Virgin Media has announced that its London Underground Wi-Fi network will remain free for the remainder of 2012.
The service was switched on ahead of the London Olympics at over 70 stations, with a total of 120 expected to be online before the year's end.
Virgin had planned to start charging for the service once the Paralympic Games were over but announced on Wednesday it would remain free until 2013.
The move will be met with glee by regular commuters on the Underground, with the service clearly proving hugely popular both during the Olympics and beyond.
On 27 September, Virgin reported seeing the busiest traffic day to date with over one million unique connections made across the network, and it continues to grow in use, with 1.12 million connections made on 12 October.
Gareth Powell, London Underground's director of strategy and service development, said the organisation was confident its work alongside Virgin would ensure all stations were hooked up before the year's end.

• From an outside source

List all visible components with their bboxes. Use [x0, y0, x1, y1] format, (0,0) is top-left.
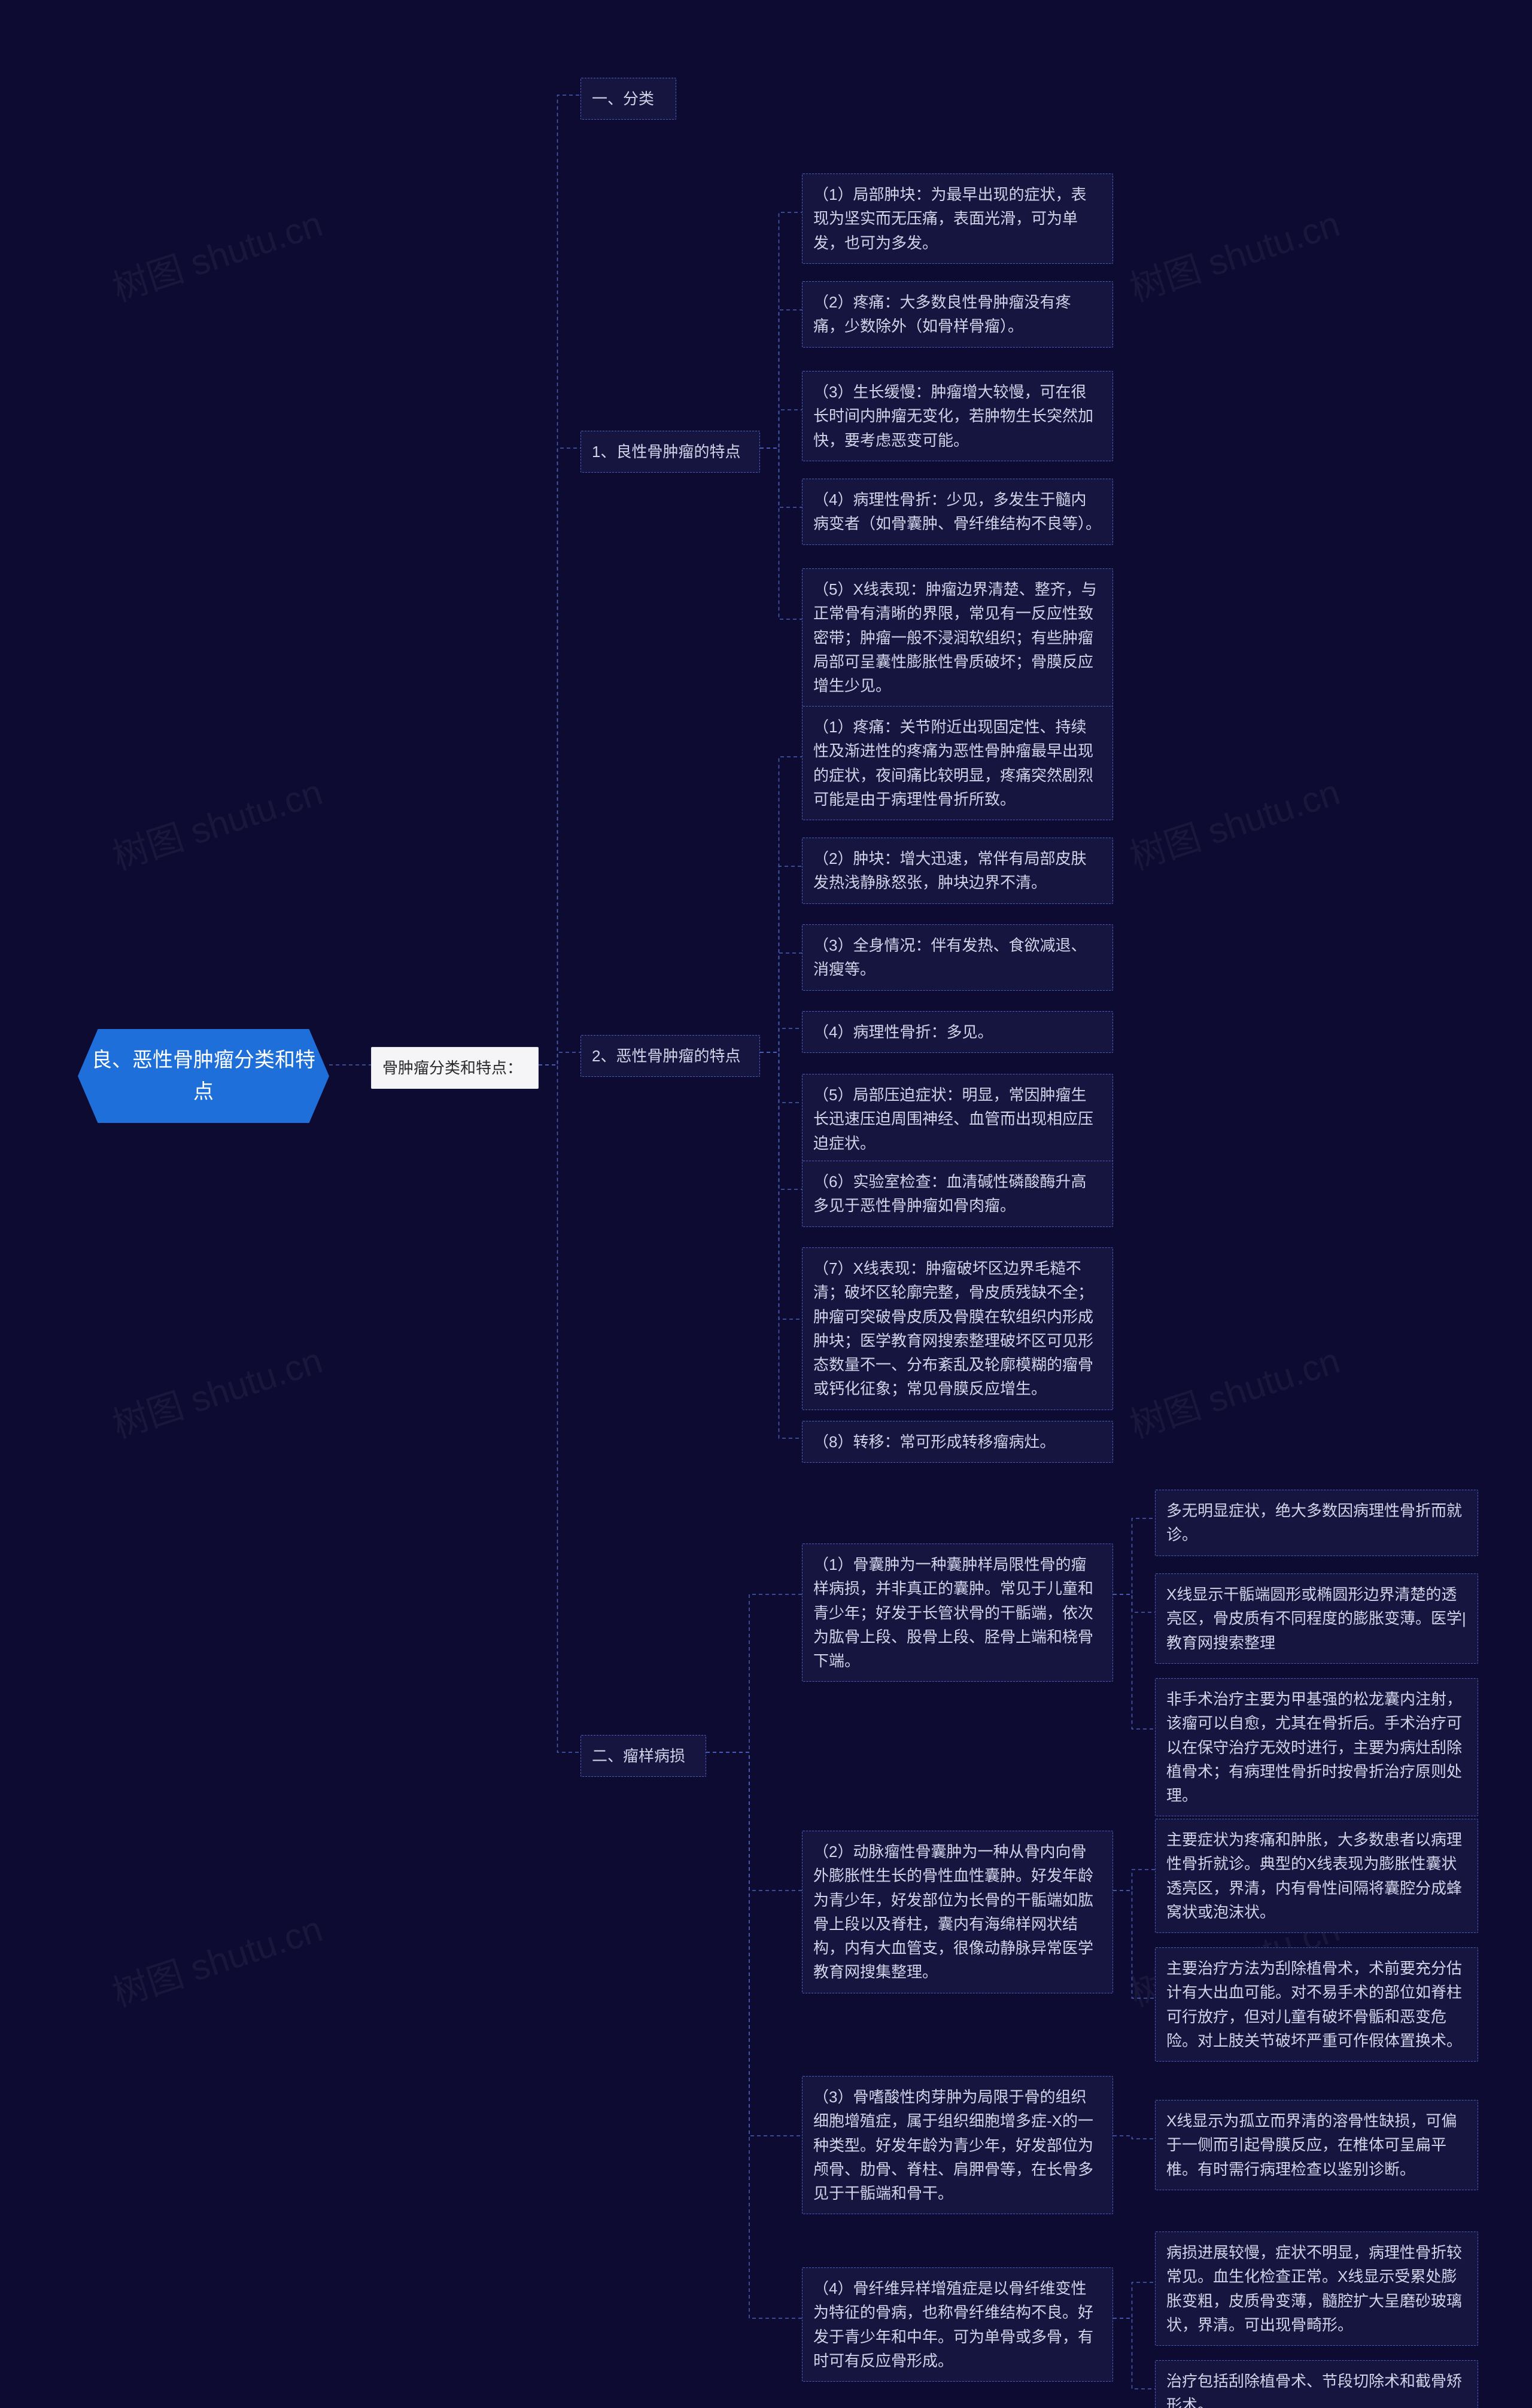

"Wi-Fi at tube stations is proving to be a very popular service with up-to-the-minute travel information and journey planner at passengers' fingertips," he said.
"There are already 72 London Underground stations online and our engineers are working in partnership with Virgin Media to continue the rollout in 2012."
Virgin confirmed it is also in talks with partners about the possibility of wholesaling the network. This could mean other providers could offer their customers access as a bundled service or add-on.
"We're in positive talks with potential wholesale partners to ensure a fantastic experience for all tube passengers throughout 2012 and beyond," added Jon James, executive director of broadband at Virgin Media.